LAUSR

Graphical abstract Schematic diagram of the self‐delivery of Janus nano‐prodrug CPT‐SS‐GEM nanoparticles. Figure. No Caption available. Abstract A carrier‐free and reduction‐degradable Janus prodrug, termed as CPT‐SS‐GEM, was fabricated by redox‐sensitive disulfide bond linked gemcitabine and camptothecin. This amphiphilic prodrug showed high drug loading capacity, 42.6% of CPT and 32.2% of GEM, respectively. Benefiting from its amphiphilic property, CPT‐SS‐GEM prodrug could self‐assemble into Janus nano‐prodrug in water without aid of any excipient.
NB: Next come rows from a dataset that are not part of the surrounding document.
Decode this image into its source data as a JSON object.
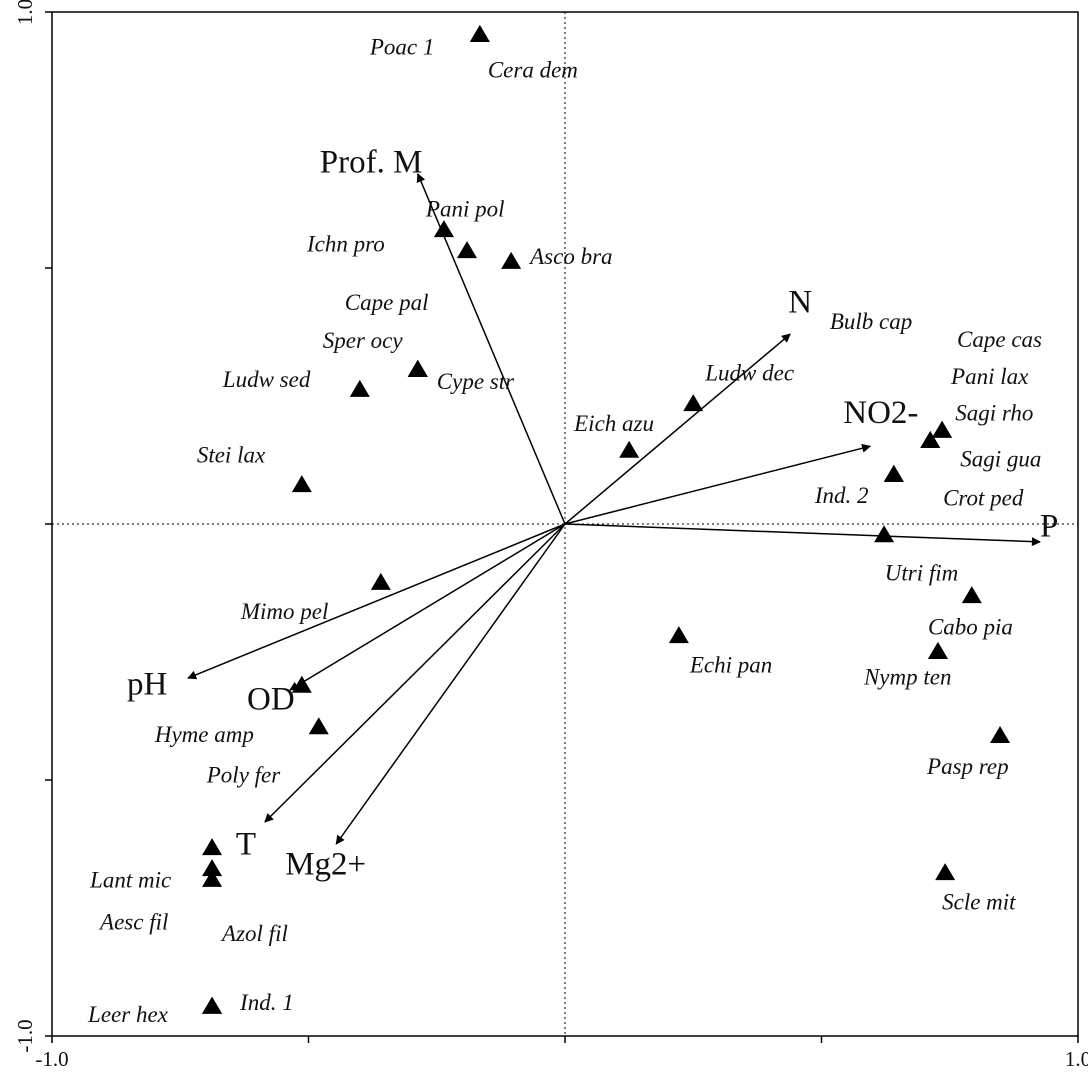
{
  "chart_data": {
    "type": "biplot",
    "xlim": [
      -1,
      1
    ],
    "ylim": [
      -1,
      1
    ],
    "xticks": [
      {
        "value": -1,
        "label": "-1.0"
      },
      {
        "value": -0.5,
        "label": null
      },
      {
        "value": 0,
        "label": null
      },
      {
        "value": 0.5,
        "label": null
      },
      {
        "value": 1,
        "label": "1.0"
      }
    ],
    "yticks": [
      {
        "value": -1,
        "label": "-1.0"
      },
      {
        "value": -0.5,
        "label": null
      },
      {
        "value": 0,
        "label": null
      },
      {
        "value": 0.5,
        "label": null
      },
      {
        "value": 1,
        "label": "1.0"
      }
    ],
    "zero_lines": true,
    "color": "#000000",
    "points": [
      {
        "name": "Poac 1",
        "x": -0.166,
        "y": 0.957
      },
      {
        "name": "Cera dem",
        "x": -0.166,
        "y": 0.957
      },
      {
        "name": "Pani pol",
        "x": -0.236,
        "y": 0.576
      },
      {
        "name": "Ichn pro",
        "x": -0.191,
        "y": 0.535
      },
      {
        "name": "Asco bra",
        "x": -0.105,
        "y": 0.514
      },
      {
        "name": "Cape pal",
        "x": -0.287,
        "y": 0.303
      },
      {
        "name": "Sper ocy",
        "x": -0.287,
        "y": 0.303
      },
      {
        "name": "Cype str",
        "x": -0.287,
        "y": 0.303
      },
      {
        "name": "Ludw sed",
        "x": -0.4,
        "y": 0.264
      },
      {
        "name": "Stei lax",
        "x": -0.513,
        "y": 0.078
      },
      {
        "name": "Eich azu",
        "x": 0.125,
        "y": 0.145
      },
      {
        "name": "Ludw dec",
        "x": 0.25,
        "y": 0.236
      },
      {
        "name": "Bulb cap",
        "x": 0.641,
        "y": 0.098
      },
      {
        "name": "Cape cas",
        "x": 0.735,
        "y": 0.184
      },
      {
        "name": "Pani lax",
        "x": 0.735,
        "y": 0.184
      },
      {
        "name": "Sagi rho",
        "x": 0.712,
        "y": 0.164
      },
      {
        "name": "Sagi gua",
        "x": 0.712,
        "y": 0.164
      },
      {
        "name": "Ind. 2",
        "x": 0.641,
        "y": 0.098
      },
      {
        "name": "Crot ped",
        "x": 0.622,
        "y": -0.02
      },
      {
        "name": "Utri fim",
        "x": 0.793,
        "y": -0.139
      },
      {
        "name": "Cabo pia",
        "x": 0.727,
        "y": -0.248
      },
      {
        "name": "Nymp ten",
        "x": 0.727,
        "y": -0.248
      },
      {
        "name": "Echi pan",
        "x": 0.222,
        "y": -0.217
      },
      {
        "name": "Mimo pel",
        "x": -0.359,
        "y": -0.113
      },
      {
        "name": "Hyme amp",
        "x": -0.513,
        "y": -0.314
      },
      {
        "name": "Poly fer",
        "x": -0.48,
        "y": -0.395
      },
      {
        "name": "Lant mic",
        "x": -0.688,
        "y": -0.631
      },
      {
        "name": "Aesc fil",
        "x": -0.688,
        "y": -0.672
      },
      {
        "name": "Azol fil",
        "x": -0.688,
        "y": -0.693
      },
      {
        "name": "Leer hex",
        "x": -0.688,
        "y": -0.941
      },
      {
        "name": "Ind. 1",
        "x": -0.688,
        "y": -0.941
      },
      {
        "name": "Pasp rep",
        "x": 0.848,
        "y": -0.412
      },
      {
        "name": "Scle mit",
        "x": 0.741,
        "y": -0.68
      }
    ],
    "vectors": [
      {
        "name": "Prof. M",
        "x": -0.287,
        "y": 0.684
      },
      {
        "name": "N",
        "x": 0.439,
        "y": 0.371
      },
      {
        "name": "NO2-",
        "x": 0.595,
        "y": 0.152
      },
      {
        "name": "P",
        "x": 0.926,
        "y": -0.035
      },
      {
        "name": "pH",
        "x": -0.735,
        "y": -0.301
      },
      {
        "name": "OD",
        "x": -0.536,
        "y": -0.324
      },
      {
        "name": "T",
        "x": -0.585,
        "y": -0.582
      },
      {
        "name": "Mg2+",
        "x": -0.446,
        "y": -0.625
      }
    ]
  }
}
The morphology of the nano‐prodrug was spherical particle confirmed by TEM. The rapid drug release from the nano‐prodrug proceeded in a reduction‐dependent manner, more than 90% of the native CPT and GEM were released in the mimic microenvironment of tumor cells (pH 6.5 PBS containing 2 mM DTT) within a period of 3 h. The concurrent and ratio‐metric release of CPT and GEM endowed the Janus nano‐prodrug CPT‐SS‐GEM with pronounced in vitro synergistic antiproliferative effect in multiple cancer cell lines when the inhibition rate of cancer cell proliferation exceeded 50%, including A549, NCI‐H460, HCT116, HT‐29, and MCF‐7/ADR. The combination index values showed as followings, 1.04–0.4 (A549), 0.24–0.60 (NCI‐H460), 0.42–0.16 (HCT116), 1.98–0.15 (HT‐29), 0.36–0.19 (MCF‐7/ADR). Taken together, the carrier‐free, redox‐sensitive Janus nano‐prodrug CPT‐SS‐GEM is a promising candidate as synergistic combination of chemotherapeutics.